I’d had enough for one day. Pointing out the sandwich I’d made for her, I waited for her to settle back under her covers, confirmed that she had the TV remote control, and made my departure. I needed out of there, away from the smell of cigarettes and my unbathed mother. I wanted fresh air to clear my head, but even when I had gotten into the car and driven away, windows open to let the breeze blow in, my mother’s screeching voice lingered, as did some of the things she had said.
Get your own God.
* * *
Weeks passed. I visited every few days as her mind and body continued to deteriorate. The God Bag had vanished, though I knew it must be under the bed or in her closet. I thought about it often, usually in times when my own mind ought to have been quiet, out for a run or in the shower, but I didn’t search for it. Mom had been deeply upset when she saw me holding it, and I decided there was no point in agitating her further.
But her words still lingered, as did the savage, desperate gleam in her eyes when she screamed at me to hand it over. And the prayers themselves, the folded scraps of red and white paper, and the dates. I never brought it up to Alan – he had lived with me through a lot of the pain my mother caused us both over the years, and now he watched as I had to process the war between empathy and resentment that was going on in my head. The last thing I wanted was to have him think I was losing my mind. What else would he think, after all, if I told him the dark thoughts I’d been having about the correlation between the white prayers and the red ones?

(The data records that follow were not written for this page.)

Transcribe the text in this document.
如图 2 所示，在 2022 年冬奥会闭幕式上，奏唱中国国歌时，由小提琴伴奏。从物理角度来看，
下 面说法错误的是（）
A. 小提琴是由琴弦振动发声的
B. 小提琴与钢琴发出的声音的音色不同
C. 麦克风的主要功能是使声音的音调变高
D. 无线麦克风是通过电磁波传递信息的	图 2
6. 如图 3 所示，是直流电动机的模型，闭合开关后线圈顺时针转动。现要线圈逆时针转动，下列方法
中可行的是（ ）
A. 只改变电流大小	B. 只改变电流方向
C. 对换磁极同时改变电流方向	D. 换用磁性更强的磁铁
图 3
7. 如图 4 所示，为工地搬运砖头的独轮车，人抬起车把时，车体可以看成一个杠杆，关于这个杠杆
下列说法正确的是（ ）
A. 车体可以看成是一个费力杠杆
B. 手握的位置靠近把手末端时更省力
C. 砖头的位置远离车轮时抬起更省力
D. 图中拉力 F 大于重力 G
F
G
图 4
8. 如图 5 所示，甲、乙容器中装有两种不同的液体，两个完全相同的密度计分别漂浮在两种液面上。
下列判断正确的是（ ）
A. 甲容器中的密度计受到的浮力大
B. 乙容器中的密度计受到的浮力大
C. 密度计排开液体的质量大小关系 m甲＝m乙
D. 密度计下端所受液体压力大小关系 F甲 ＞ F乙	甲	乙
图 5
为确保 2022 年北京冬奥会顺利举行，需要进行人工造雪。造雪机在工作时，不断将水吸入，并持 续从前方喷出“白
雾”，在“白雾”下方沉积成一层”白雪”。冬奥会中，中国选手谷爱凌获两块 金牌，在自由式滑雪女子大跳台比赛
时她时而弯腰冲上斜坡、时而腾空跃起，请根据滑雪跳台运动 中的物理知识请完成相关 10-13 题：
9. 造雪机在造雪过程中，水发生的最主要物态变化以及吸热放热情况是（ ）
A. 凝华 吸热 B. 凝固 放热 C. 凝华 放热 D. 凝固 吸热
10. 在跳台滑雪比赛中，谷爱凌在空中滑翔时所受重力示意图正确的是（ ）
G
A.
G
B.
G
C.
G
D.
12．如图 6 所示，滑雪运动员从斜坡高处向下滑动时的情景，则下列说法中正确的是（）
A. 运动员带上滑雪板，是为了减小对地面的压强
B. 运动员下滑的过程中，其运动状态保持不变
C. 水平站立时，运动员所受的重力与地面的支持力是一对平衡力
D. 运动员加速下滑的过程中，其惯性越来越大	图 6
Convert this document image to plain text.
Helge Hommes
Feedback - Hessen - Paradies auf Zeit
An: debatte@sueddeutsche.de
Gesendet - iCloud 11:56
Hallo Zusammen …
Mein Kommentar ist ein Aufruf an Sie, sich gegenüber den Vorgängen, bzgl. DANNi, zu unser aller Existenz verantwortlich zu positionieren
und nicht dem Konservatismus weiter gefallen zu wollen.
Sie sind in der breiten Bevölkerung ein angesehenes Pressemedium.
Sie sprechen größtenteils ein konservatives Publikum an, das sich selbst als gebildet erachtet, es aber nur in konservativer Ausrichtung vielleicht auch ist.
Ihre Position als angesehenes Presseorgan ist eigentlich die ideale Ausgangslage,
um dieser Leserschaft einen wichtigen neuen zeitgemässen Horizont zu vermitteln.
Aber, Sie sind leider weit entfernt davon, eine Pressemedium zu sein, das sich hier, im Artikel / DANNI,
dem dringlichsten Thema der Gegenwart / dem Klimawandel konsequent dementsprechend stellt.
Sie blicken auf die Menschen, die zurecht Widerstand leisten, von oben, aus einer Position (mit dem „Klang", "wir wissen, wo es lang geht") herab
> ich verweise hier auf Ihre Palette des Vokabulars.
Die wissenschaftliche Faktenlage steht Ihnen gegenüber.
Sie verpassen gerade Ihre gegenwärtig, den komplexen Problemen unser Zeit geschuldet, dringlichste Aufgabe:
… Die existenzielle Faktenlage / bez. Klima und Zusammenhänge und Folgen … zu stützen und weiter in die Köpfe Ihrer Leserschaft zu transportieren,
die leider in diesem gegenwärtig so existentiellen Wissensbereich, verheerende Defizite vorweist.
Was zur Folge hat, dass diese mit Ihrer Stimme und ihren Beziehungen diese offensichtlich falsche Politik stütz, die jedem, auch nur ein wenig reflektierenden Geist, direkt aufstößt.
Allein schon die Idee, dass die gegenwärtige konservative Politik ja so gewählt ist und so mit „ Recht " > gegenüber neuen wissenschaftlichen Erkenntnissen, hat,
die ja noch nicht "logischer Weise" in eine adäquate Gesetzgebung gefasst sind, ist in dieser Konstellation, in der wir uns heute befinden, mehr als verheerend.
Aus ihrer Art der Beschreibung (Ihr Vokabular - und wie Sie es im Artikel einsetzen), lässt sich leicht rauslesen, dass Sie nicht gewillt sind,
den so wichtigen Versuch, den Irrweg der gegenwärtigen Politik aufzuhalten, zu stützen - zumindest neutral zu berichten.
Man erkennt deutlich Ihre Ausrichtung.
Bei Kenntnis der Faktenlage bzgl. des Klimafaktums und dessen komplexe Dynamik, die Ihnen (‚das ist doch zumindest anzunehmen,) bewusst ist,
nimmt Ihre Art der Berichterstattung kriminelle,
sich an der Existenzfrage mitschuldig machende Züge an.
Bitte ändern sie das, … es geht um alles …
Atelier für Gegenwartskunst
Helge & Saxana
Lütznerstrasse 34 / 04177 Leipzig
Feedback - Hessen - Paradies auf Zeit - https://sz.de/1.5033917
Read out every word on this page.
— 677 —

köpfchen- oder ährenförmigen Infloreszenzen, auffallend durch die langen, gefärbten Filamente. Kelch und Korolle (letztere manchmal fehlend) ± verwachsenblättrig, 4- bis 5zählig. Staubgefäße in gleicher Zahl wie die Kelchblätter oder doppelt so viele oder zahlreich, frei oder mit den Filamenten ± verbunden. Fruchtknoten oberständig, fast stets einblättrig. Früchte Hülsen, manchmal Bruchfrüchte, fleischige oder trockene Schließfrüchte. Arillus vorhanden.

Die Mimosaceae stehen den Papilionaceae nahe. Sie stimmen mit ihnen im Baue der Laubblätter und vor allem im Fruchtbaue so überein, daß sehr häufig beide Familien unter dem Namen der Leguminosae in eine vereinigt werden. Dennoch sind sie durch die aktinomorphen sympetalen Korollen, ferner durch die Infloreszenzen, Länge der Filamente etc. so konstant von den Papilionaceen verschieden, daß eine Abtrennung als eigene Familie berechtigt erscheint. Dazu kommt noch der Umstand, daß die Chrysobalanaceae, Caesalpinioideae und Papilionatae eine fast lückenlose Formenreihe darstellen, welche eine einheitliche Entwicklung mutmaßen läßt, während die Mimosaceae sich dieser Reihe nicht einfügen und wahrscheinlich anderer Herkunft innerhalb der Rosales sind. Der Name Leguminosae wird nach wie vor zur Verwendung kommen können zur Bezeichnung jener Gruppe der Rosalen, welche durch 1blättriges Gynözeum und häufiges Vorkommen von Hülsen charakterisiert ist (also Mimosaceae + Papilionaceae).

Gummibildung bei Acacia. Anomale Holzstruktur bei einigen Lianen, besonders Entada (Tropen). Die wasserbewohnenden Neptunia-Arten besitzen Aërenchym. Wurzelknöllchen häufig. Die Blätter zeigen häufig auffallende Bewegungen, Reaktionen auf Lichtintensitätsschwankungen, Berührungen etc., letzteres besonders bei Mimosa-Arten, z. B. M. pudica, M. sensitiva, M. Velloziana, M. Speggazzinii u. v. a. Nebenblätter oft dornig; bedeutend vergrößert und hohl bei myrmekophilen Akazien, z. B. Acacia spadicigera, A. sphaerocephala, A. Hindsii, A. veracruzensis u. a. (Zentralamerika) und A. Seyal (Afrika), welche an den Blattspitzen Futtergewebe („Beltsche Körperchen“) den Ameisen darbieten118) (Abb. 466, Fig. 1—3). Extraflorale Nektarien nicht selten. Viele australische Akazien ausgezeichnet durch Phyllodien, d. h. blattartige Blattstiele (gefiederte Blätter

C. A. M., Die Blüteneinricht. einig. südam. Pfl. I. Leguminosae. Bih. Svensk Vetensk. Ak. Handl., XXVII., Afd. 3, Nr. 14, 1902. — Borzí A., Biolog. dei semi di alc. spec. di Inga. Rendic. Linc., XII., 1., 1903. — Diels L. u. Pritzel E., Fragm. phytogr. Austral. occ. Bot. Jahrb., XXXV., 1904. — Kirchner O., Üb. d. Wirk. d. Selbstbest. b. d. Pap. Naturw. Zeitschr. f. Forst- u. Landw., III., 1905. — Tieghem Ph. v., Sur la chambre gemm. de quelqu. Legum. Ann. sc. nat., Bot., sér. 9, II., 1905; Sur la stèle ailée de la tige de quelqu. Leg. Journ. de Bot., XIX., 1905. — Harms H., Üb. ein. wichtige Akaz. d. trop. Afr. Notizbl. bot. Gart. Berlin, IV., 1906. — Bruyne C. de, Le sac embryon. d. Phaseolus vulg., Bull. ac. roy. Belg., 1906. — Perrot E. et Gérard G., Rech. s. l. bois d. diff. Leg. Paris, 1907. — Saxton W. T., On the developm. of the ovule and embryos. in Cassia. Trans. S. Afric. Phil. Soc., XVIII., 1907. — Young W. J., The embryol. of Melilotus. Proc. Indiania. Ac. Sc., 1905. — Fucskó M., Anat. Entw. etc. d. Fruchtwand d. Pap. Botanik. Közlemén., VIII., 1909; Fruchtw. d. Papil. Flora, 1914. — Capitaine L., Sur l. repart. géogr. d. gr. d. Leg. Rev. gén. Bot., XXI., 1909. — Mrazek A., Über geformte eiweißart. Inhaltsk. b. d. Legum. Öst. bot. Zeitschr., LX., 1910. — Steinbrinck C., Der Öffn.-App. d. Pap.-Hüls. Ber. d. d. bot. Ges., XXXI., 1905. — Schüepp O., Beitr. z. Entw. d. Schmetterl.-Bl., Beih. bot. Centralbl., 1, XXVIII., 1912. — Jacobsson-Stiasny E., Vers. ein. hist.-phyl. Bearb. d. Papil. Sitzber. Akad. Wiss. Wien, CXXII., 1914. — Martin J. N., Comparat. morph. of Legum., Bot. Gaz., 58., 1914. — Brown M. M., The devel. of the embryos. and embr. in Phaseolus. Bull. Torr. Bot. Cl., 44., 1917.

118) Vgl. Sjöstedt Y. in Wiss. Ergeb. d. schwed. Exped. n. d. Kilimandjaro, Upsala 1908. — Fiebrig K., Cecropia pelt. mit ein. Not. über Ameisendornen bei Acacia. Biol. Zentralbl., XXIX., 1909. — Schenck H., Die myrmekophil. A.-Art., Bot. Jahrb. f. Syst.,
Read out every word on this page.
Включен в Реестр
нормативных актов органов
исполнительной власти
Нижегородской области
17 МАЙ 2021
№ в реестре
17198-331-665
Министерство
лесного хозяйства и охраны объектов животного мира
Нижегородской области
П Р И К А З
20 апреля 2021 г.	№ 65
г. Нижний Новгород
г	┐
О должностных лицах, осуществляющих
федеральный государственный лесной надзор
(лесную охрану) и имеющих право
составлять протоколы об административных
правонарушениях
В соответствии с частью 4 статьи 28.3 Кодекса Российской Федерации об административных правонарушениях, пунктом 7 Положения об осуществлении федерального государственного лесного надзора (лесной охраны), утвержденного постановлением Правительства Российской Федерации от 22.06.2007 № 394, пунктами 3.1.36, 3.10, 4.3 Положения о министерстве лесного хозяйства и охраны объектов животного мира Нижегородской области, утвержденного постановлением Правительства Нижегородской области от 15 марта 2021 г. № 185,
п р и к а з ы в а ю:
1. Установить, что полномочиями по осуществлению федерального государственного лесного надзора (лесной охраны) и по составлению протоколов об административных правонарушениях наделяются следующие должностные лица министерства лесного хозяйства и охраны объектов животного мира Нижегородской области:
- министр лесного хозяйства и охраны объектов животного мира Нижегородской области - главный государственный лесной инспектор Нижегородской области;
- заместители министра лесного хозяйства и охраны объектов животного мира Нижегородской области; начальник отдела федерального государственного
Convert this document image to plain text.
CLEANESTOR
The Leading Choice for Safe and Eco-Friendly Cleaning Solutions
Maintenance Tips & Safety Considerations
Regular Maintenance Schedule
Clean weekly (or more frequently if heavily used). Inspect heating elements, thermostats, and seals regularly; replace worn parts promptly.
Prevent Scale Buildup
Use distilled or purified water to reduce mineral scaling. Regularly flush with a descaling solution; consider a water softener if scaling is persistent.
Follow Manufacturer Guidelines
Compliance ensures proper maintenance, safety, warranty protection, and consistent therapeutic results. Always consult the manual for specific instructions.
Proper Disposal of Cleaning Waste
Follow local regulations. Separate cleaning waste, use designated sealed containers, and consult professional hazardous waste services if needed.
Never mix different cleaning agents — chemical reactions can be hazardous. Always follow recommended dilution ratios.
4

But the dates on those paper scraps – the one about Cosmo and the one wishing Alan and I would give Mom a granddaughter – they made the back of my head itch, and late at night when I couldn’t sleep, sometimes they gave me a chill. I wondered about the other paper scraps, about what would happen if I matched the dates on the red prayers with the dates when she lost her diamond, or when Annabeth got sick, or when she’d lost her court battle up in Maine and the family cottage along with it. I wondered if I looked back far enough, if I could find earlier batches of notes from the God Bag, if I would find red paper scraps where she’d written down My marriage or My ex-husband.